In Payton v. Kale Realty, LLC, plaintiff Payton filed an amended complaint, asserting that defendant Kale used newly added defendant Voiceshot’s services to send unsolicited advertisements to potential customers’ cell phones.  Voiceshot provides web-based cloud telecommunication services by which users can send mass text messages for a fee.  Voiceshot is a Delaware company with its principal place of business in Michigan, with servers located in California and Texas.  Voiceshot moved to dismiss, claiming that it lacked sufficient contacts with the forum for the court to exercise personal jurisdiction over it.

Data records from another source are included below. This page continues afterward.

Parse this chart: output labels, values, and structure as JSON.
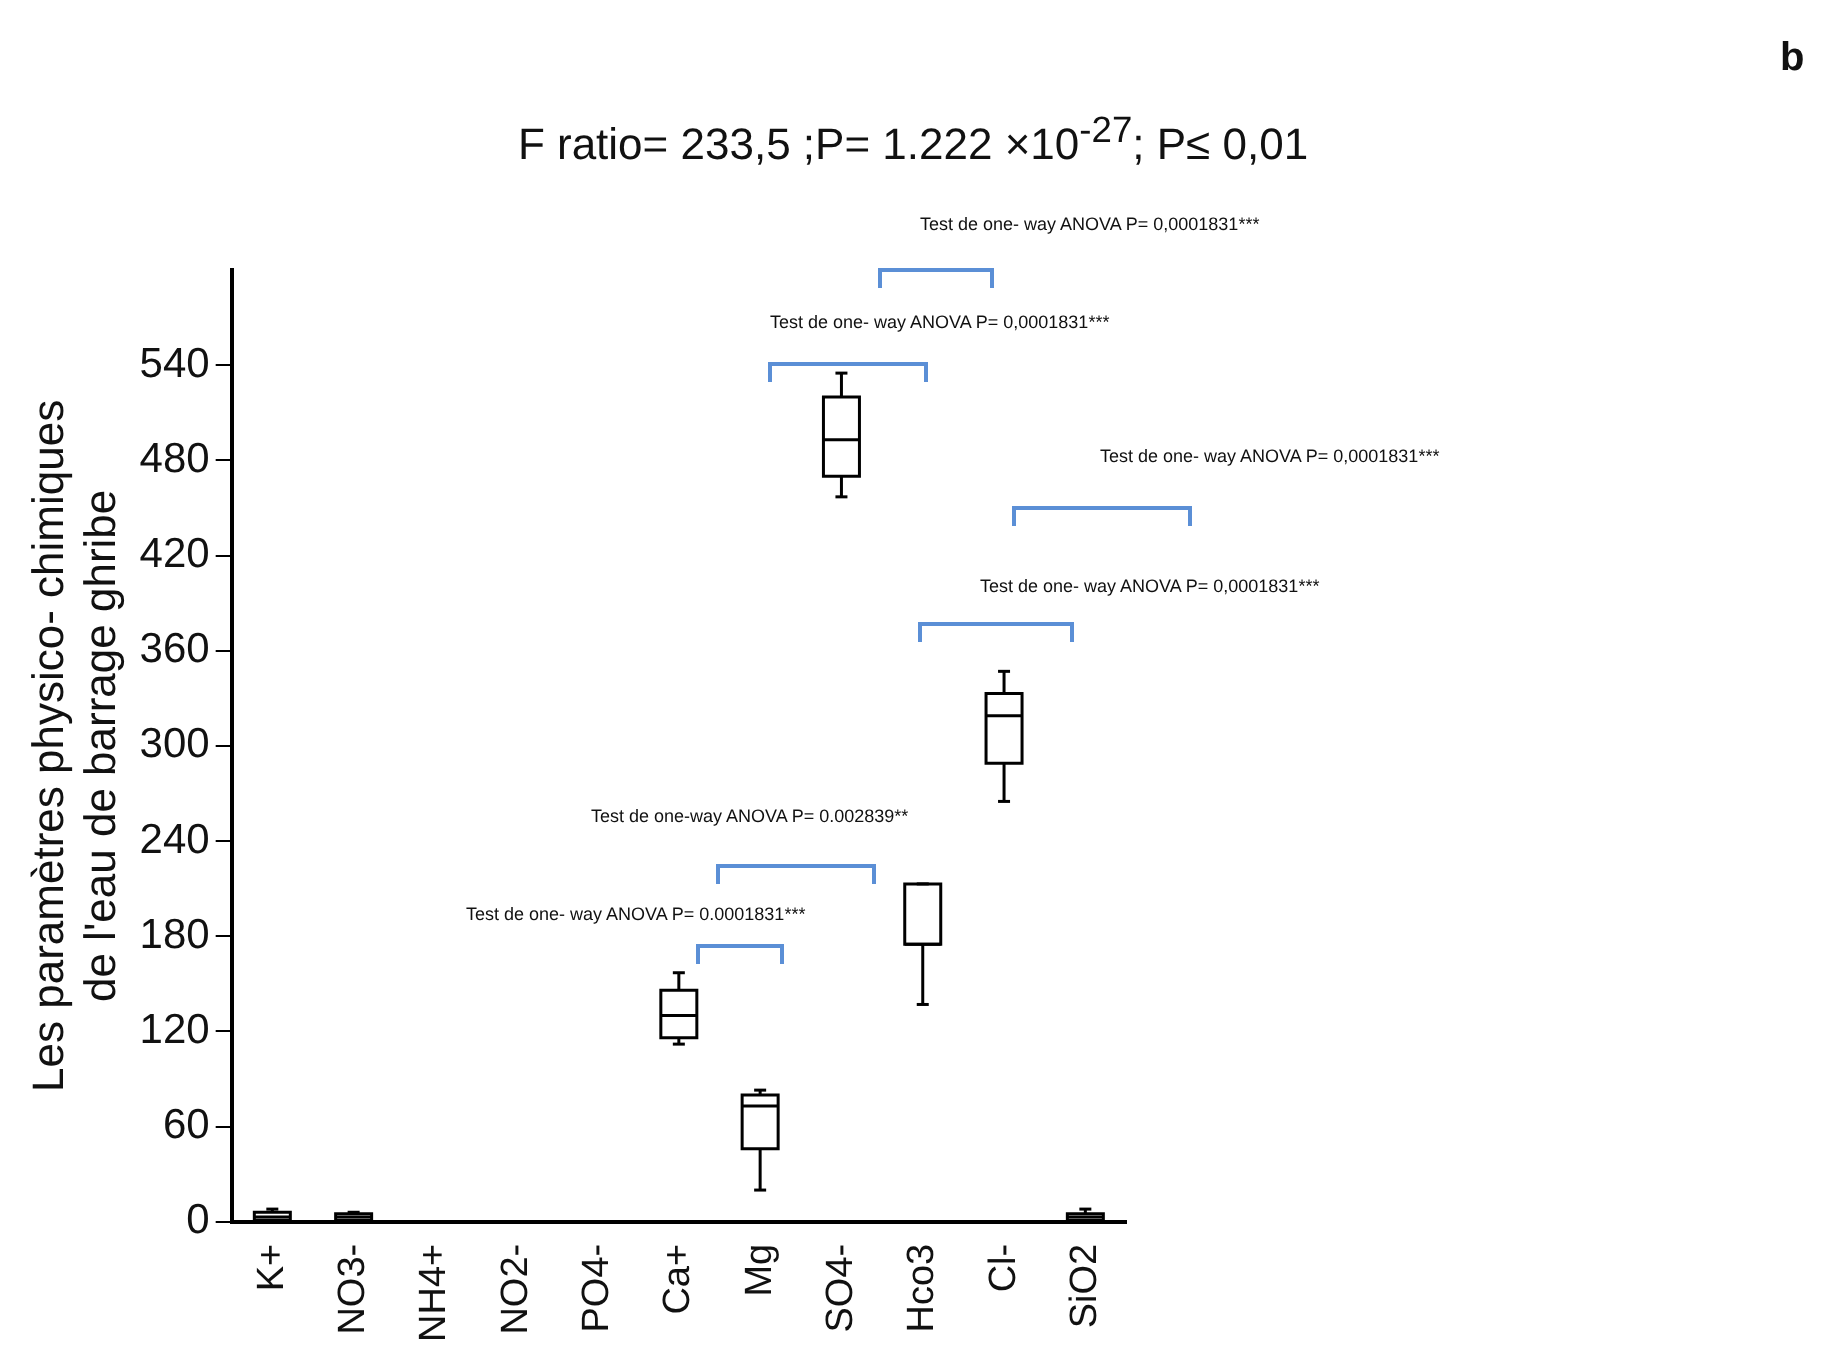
{
  "chart_data": {
    "type": "box",
    "title": "F ratio= 233,5 ;P= 1.222 ×10$^{-27}$; P≤ 0,01",
    "ylabel": "Les paramètres physico- chimiques\nde l'eau de barrage ghribe",
    "categories": [
      "K+",
      "NO3-",
      "NH4+",
      "NO2-",
      "PO4-",
      "Ca+",
      "Mg",
      "SO4-",
      "Hco3",
      "Cl-",
      "SiO2"
    ],
    "color": "#000000",
    "boxes": [
      {
        "low": 0,
        "q1": 1,
        "median": 3,
        "q3": 6,
        "high": 8
      },
      {
        "low": 0,
        "q1": 1,
        "median": 3,
        "q3": 5,
        "high": 6
      },
      null,
      null,
      null,
      {
        "low": 112,
        "q1": 116,
        "median": 130,
        "q3": 146,
        "high": 157
      },
      {
        "low": 20,
        "q1": 46,
        "median": 73,
        "q3": 80,
        "high": 83
      },
      {
        "low": 457,
        "q1": 470,
        "median": 493,
        "q3": 520,
        "high": 535
      },
      {
        "low": 137,
        "q1": 175,
        "median": 175,
        "q3": 213,
        "high": 213
      },
      {
        "low": 265,
        "q1": 289,
        "median": 319,
        "q3": 333,
        "high": 347
      },
      {
        "low": 0,
        "q1": 1,
        "median": 3,
        "q3": 5,
        "high": 8
      }
    ],
    "ylim": [
      0,
      600
    ],
    "yticks": [
      0,
      60,
      120,
      180,
      240,
      300,
      360,
      420,
      480,
      540
    ],
    "annotations": [
      "Test de one- way ANOVA P= 0,0001831***",
      "Test de one- way ANOVA P= 0,0001831***",
      "Test de one- way ANOVA P= 0,0001831***",
      "Test de one- way ANOVA P= 0,0001831***",
      "Test de one-way ANOVA P= 0.002839**",
      "Test de one- way ANOVA P= 0.0001831***",
      "b"
    ]
  }
}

The United States District Court for the Northern District of Illinois determined that it has specific jurisdiction over Voiceshot under the Illinois long-arm statute because Voiceshot:  (1) contracted with an Illinois corporation; and (2) sent text messages into Illinois that allegedly violated the TCPA.  The Court found this conduct was sufficient to demonstrate that Voiceshot purposely availed itself of the benefits of doing business in Illinois.  The court also opined that the fact that Voiceshot’s servers are not in Illinois is irrelevant, since Voiceshot “reached inside the state” to contact the plaintiff by performing services for defendant Kale.

Payton is a potentially important decision for TCPA defendants.  It is likely that more plaintiffs will begin “forum shopping” to TCPA-friendly jurisdictions such as Illinois, where it may be easier for plaintiffs to certify or settle TCPA classes.  Payton demonstrates that, even if a defendant is not located within a particular forum, it may become subject to personal jurisdiction based on contacts with the forum.  In addition, it shows that service providers who send messages or solicitations on behalf of another entity may be subject to the TCPA.